Furniture Bank – Diverting Unwanted Furnishings from Landfill to Families in Need

It’s difficult to place a value on parents, having lost or been forced to leave everything, being given the opportunity to pick out a bed and perhaps a small desk for their child before he starts at a new school and that’s what the Furniture Bank makes possible.

Since 1998 the Furniture Bank has worked to divert gently used furniture and household goods no longer suited to their owner’s tastes or lifestyle — the castoffs of downsizing and redecorating — from landfill.

We’ve all walked by that sofa on the curb and thought “Someone could use that, maybe with the coffee table two blocks over,’ knowing they’ll both get rained on before ending up at the dump. Indeed the 2016, Toronto Environmental Alliance report “Zero Waste Toronto: A Vision for Our City” estimated that reusable goods comprise 6% of all waste sent to GTA landfills and that a full 2% reduction could be achieved if new homes could be found for these items instead.

Yet great as the need for home furnishing and basic household equipment in the Greater Toronto Area is, the logistics of gathering and then distributing those out-of-favour sectionals and outgrown bunk-beds, (or that extra set of dishes you never use) are complicated.
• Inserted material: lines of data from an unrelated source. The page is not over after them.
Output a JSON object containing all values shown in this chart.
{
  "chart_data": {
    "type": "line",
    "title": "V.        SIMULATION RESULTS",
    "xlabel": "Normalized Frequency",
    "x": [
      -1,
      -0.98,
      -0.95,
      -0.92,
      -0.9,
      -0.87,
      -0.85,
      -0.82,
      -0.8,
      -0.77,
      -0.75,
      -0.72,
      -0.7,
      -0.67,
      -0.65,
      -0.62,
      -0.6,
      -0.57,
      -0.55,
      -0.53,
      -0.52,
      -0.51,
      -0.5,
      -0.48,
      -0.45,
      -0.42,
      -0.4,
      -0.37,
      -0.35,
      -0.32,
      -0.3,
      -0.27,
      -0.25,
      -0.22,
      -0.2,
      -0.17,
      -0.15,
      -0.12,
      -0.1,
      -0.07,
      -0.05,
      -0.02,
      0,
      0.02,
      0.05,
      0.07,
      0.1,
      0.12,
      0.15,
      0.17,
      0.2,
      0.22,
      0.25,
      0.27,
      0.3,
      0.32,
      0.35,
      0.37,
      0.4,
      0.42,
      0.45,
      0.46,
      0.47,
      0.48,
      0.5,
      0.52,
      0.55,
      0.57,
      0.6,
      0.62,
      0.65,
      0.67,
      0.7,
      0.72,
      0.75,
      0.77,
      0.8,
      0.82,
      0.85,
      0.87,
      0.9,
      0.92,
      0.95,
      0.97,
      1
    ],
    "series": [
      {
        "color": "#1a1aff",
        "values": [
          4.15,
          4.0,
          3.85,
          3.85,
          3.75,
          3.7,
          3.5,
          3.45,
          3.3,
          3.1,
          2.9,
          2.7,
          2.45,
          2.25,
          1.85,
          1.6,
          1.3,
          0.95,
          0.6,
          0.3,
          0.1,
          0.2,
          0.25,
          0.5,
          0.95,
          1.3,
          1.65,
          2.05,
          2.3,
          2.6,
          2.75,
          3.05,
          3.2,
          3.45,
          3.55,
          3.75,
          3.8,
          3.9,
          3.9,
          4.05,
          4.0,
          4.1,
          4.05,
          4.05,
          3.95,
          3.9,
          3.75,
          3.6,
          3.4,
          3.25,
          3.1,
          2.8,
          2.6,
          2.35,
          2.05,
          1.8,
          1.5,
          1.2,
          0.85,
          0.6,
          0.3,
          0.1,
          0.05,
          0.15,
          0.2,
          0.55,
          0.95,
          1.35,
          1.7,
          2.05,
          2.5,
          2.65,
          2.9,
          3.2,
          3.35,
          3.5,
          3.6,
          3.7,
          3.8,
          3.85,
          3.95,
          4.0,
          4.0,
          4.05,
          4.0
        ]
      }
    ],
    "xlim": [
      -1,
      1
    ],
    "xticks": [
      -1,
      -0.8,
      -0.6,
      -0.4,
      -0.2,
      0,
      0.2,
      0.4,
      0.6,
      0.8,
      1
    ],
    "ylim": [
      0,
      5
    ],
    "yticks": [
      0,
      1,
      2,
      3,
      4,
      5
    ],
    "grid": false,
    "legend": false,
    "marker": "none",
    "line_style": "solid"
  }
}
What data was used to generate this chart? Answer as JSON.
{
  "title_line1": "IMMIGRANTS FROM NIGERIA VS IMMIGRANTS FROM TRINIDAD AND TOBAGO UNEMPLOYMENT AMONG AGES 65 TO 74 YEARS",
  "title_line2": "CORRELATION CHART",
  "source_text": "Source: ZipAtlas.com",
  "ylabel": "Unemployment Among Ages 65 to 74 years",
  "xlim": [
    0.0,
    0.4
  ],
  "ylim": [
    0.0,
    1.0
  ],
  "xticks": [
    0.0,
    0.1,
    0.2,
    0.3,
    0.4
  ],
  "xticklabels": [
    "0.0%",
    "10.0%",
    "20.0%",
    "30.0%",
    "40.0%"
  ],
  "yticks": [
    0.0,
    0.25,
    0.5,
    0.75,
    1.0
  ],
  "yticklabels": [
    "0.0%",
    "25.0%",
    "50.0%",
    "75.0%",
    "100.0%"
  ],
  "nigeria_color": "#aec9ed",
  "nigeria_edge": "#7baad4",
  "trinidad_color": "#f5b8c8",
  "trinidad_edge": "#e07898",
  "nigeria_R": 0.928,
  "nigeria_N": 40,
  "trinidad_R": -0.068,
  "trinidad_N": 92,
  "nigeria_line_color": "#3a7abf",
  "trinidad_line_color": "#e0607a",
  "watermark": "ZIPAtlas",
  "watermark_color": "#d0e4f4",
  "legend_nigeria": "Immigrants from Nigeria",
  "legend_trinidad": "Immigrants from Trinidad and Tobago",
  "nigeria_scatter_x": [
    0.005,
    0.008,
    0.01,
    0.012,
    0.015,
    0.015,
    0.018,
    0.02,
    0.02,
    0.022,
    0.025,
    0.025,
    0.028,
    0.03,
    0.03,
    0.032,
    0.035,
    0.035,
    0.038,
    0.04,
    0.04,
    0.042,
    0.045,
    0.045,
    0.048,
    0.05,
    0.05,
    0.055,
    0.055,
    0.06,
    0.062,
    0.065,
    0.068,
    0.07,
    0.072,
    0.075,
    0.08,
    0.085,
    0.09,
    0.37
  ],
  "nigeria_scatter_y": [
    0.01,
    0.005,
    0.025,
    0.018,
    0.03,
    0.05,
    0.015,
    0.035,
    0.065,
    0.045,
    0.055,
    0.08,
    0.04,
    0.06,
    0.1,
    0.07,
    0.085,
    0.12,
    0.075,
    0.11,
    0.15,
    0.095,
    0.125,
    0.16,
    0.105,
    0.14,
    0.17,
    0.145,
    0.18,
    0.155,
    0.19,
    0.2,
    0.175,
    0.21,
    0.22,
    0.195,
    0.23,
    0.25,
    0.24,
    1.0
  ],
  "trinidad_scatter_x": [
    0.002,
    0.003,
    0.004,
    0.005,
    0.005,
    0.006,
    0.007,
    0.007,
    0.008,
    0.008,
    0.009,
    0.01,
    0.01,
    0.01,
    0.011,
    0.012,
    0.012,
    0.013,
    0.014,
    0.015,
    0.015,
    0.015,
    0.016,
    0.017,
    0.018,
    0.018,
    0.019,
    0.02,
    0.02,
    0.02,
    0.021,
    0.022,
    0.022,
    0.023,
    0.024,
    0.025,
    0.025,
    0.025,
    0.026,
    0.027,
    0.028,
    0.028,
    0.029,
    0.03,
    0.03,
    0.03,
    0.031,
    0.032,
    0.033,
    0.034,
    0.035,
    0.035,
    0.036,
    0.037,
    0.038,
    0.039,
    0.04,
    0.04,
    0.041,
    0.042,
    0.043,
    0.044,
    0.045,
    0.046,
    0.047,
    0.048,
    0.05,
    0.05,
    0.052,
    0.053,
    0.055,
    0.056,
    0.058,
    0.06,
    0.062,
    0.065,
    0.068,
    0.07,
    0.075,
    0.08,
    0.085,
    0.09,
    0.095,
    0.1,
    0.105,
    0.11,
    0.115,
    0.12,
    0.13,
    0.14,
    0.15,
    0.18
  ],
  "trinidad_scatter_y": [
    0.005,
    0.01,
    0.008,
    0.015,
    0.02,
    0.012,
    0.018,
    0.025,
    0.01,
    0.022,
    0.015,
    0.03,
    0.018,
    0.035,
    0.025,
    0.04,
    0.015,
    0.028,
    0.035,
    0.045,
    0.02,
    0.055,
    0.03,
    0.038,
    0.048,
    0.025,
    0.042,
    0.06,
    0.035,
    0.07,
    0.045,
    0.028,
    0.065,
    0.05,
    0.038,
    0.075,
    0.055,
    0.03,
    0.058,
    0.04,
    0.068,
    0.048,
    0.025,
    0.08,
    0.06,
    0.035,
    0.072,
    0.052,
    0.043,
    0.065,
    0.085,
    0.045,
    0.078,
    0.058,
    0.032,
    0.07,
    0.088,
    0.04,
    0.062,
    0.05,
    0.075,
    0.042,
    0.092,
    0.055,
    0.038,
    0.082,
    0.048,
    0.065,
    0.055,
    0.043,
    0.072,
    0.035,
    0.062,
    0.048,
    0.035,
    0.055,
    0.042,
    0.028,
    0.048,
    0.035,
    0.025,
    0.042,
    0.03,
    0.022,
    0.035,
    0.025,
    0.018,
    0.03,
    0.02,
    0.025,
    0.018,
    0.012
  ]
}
By 2004, the Furniture Bank found that demand for the goods — coming from community groups mostly serving newcomers, refugees, women leaving abusive relationships and the formerly homeless —  was vastly outstripping the supply.
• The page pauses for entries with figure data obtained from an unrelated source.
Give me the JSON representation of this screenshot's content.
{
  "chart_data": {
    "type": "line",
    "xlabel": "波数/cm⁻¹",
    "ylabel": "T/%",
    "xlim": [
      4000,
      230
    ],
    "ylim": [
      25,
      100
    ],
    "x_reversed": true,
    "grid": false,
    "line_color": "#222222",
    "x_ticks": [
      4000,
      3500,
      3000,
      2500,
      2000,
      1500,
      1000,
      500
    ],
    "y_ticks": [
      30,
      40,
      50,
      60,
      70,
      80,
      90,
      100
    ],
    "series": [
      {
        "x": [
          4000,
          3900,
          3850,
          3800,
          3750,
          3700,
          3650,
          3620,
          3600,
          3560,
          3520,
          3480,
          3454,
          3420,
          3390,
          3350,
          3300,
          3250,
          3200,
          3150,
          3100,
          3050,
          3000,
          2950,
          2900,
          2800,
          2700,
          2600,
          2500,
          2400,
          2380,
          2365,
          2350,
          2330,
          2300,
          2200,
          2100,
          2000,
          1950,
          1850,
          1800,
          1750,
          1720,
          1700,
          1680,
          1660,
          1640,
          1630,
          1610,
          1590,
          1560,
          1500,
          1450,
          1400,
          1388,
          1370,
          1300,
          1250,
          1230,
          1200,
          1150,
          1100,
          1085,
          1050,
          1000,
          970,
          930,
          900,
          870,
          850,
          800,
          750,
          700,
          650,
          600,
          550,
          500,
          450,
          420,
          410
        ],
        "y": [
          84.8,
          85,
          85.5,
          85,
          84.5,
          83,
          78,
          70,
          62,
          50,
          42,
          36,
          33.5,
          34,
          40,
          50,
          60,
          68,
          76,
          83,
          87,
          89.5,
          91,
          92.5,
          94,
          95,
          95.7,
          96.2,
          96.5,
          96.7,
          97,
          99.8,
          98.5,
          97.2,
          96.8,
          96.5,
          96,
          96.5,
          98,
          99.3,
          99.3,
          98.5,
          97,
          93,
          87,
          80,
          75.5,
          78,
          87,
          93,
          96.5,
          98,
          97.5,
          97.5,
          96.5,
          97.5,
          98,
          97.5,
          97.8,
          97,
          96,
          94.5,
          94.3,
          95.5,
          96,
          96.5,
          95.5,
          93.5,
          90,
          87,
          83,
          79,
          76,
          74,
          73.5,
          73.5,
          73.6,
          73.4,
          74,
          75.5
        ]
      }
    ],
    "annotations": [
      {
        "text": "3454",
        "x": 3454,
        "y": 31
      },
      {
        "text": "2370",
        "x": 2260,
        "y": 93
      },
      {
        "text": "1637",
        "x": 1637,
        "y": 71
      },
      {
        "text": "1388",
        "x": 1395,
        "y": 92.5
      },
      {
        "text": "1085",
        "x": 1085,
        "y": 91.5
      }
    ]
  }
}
The goods were certainly out there but people were unwilling or simply unable to bring them into the Furniture Bank and a new model had to found. The Furniture Bank’s Furniture Removal & Delivery Service proved to be the answer. Through the charity’s furniture pick-up service, donors are asked to cover the cost of moving the goods they’re passing along, knowing that 100% of their donation will then go directly on the families who very much need it.
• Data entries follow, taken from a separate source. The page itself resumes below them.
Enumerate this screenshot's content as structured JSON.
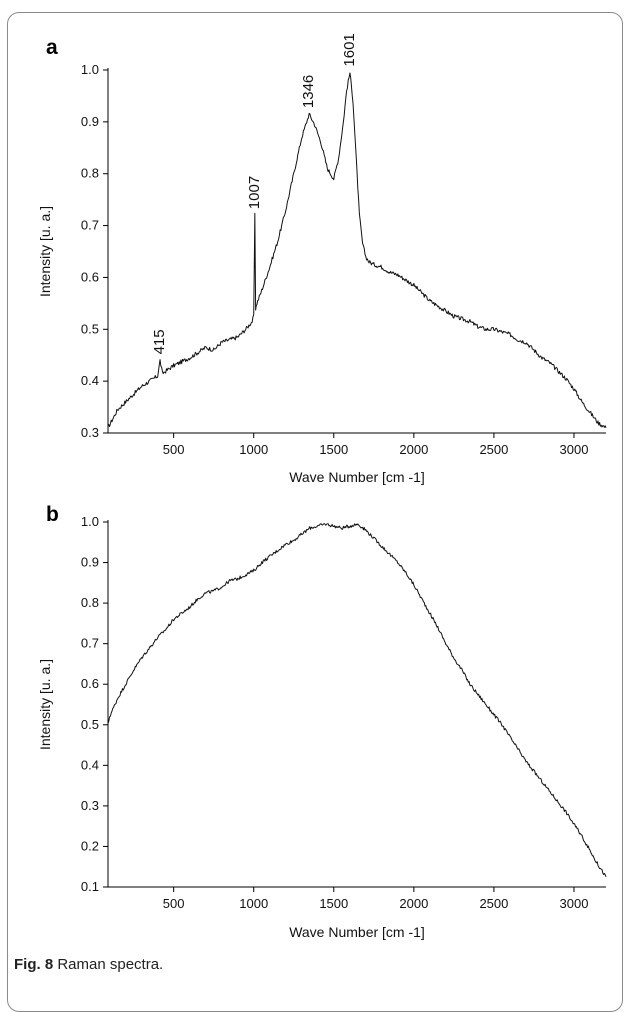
{
  "caption": {
    "label": "Fig. 8",
    "text": "Raman spectra."
  },
  "chart_data": [
    {
      "panel": "a",
      "type": "line",
      "xlabel": "Wave Number [cm -1]",
      "ylabel": "Intensity [u. a.]",
      "xlim": [
        90,
        3200
      ],
      "ylim": [
        0.3,
        1.0
      ],
      "xticks": [
        500,
        1000,
        1500,
        2000,
        2500,
        3000
      ],
      "yticks": [
        0.3,
        0.4,
        0.5,
        0.6,
        0.7,
        0.8,
        0.9,
        1.0
      ],
      "annotations": [
        {
          "text": "415",
          "x": 415,
          "y": 0.44
        },
        {
          "text": "1007",
          "x": 1007,
          "y": 0.72
        },
        {
          "text": "1346",
          "x": 1346,
          "y": 0.915
        },
        {
          "text": "1601",
          "x": 1601,
          "y": 0.995
        }
      ],
      "series": [
        {
          "x": [
            90,
            150,
            200,
            250,
            300,
            350,
            400,
            415,
            430,
            500,
            600,
            700,
            750,
            800,
            900,
            950,
            990,
            1000,
            1007,
            1012,
            1020,
            1050,
            1100,
            1150,
            1200,
            1250,
            1300,
            1346,
            1380,
            1420,
            1460,
            1500,
            1530,
            1560,
            1580,
            1601,
            1620,
            1640,
            1660,
            1680,
            1700,
            1720,
            1750,
            1800,
            1850,
            1900,
            1950,
            2000,
            2050,
            2100,
            2150,
            2200,
            2250,
            2300,
            2350,
            2400,
            2450,
            2500,
            2550,
            2600,
            2650,
            2700,
            2750,
            2800,
            2850,
            2900,
            2950,
            3000,
            3050,
            3100,
            3150,
            3200
          ],
          "y": [
            0.31,
            0.345,
            0.36,
            0.375,
            0.39,
            0.4,
            0.41,
            0.44,
            0.415,
            0.43,
            0.445,
            0.465,
            0.46,
            0.475,
            0.485,
            0.5,
            0.515,
            0.525,
            0.72,
            0.54,
            0.55,
            0.575,
            0.62,
            0.67,
            0.73,
            0.8,
            0.87,
            0.915,
            0.895,
            0.86,
            0.81,
            0.79,
            0.83,
            0.9,
            0.96,
            0.995,
            0.94,
            0.83,
            0.72,
            0.665,
            0.64,
            0.63,
            0.625,
            0.62,
            0.61,
            0.605,
            0.595,
            0.585,
            0.57,
            0.555,
            0.545,
            0.535,
            0.525,
            0.52,
            0.515,
            0.505,
            0.5,
            0.5,
            0.495,
            0.49,
            0.48,
            0.475,
            0.46,
            0.445,
            0.435,
            0.42,
            0.405,
            0.385,
            0.36,
            0.34,
            0.32,
            0.31
          ]
        }
      ]
    },
    {
      "panel": "b",
      "type": "line",
      "xlabel": "Wave Number [cm -1]",
      "ylabel": "Intensity [u. a.]",
      "xlim": [
        90,
        3200
      ],
      "ylim": [
        0.1,
        1.0
      ],
      "xticks": [
        500,
        1000,
        1500,
        2000,
        2500,
        3000
      ],
      "yticks": [
        0.1,
        0.2,
        0.3,
        0.4,
        0.5,
        0.6,
        0.7,
        0.8,
        0.9,
        1.0
      ],
      "series": [
        {
          "x": [
            90,
            100,
            150,
            200,
            250,
            300,
            350,
            400,
            450,
            500,
            550,
            600,
            650,
            700,
            750,
            800,
            850,
            900,
            950,
            1000,
            1050,
            1100,
            1150,
            1200,
            1250,
            1300,
            1350,
            1400,
            1450,
            1500,
            1550,
            1600,
            1650,
            1700,
            1750,
            1800,
            1850,
            1900,
            1950,
            2000,
            2050,
            2100,
            2150,
            2200,
            2250,
            2300,
            2350,
            2400,
            2450,
            2500,
            2550,
            2600,
            2650,
            2700,
            2750,
            2800,
            2850,
            2900,
            2950,
            3000,
            3050,
            3100,
            3150,
            3200
          ],
          "y": [
            0.5,
            0.52,
            0.565,
            0.6,
            0.635,
            0.665,
            0.69,
            0.715,
            0.735,
            0.76,
            0.775,
            0.79,
            0.81,
            0.825,
            0.83,
            0.84,
            0.855,
            0.86,
            0.87,
            0.88,
            0.9,
            0.915,
            0.93,
            0.945,
            0.955,
            0.97,
            0.985,
            0.99,
            0.995,
            0.99,
            0.985,
            0.99,
            0.995,
            0.98,
            0.96,
            0.94,
            0.92,
            0.9,
            0.875,
            0.845,
            0.81,
            0.775,
            0.74,
            0.7,
            0.665,
            0.635,
            0.6,
            0.575,
            0.55,
            0.525,
            0.5,
            0.47,
            0.44,
            0.41,
            0.385,
            0.36,
            0.335,
            0.31,
            0.285,
            0.255,
            0.225,
            0.19,
            0.155,
            0.125
          ]
        }
      ]
    }
  ]
}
While other charities raise funds by operating thrift stores stocked with donated goods, the Furniture Bank currently funds nearly 60% of their charity costs through this social enterprise of charging fees for delivery. The end result is that every day volunteers work personally with 20 families, helping them turn empty apartments into homes.

In 2013 the Furniture Bank launched a recycling Project to recover metals and other materials, meaning that in 2016 close to 75 thousand kilograms of metal, electronics and cloth was diverted from landfill. Their Workshop Studio, an initiative begun in 2015, provides youth with employment opportunities by training them to repair, refinish and reupholster donated furniture not yet suitable for the families the charity serves.

In just 20 years the Furniture Bank and its supporters and volunteers have helped nearly 40,000 families start over, while keeping nearly 1.5 million kilograms of what could be the building block of someone’s new life out of the dump.

Overall, the Furniture Bank’s work has seen 6.5 million kilograms of CO2 diverted from landfill each year, and converted into hope.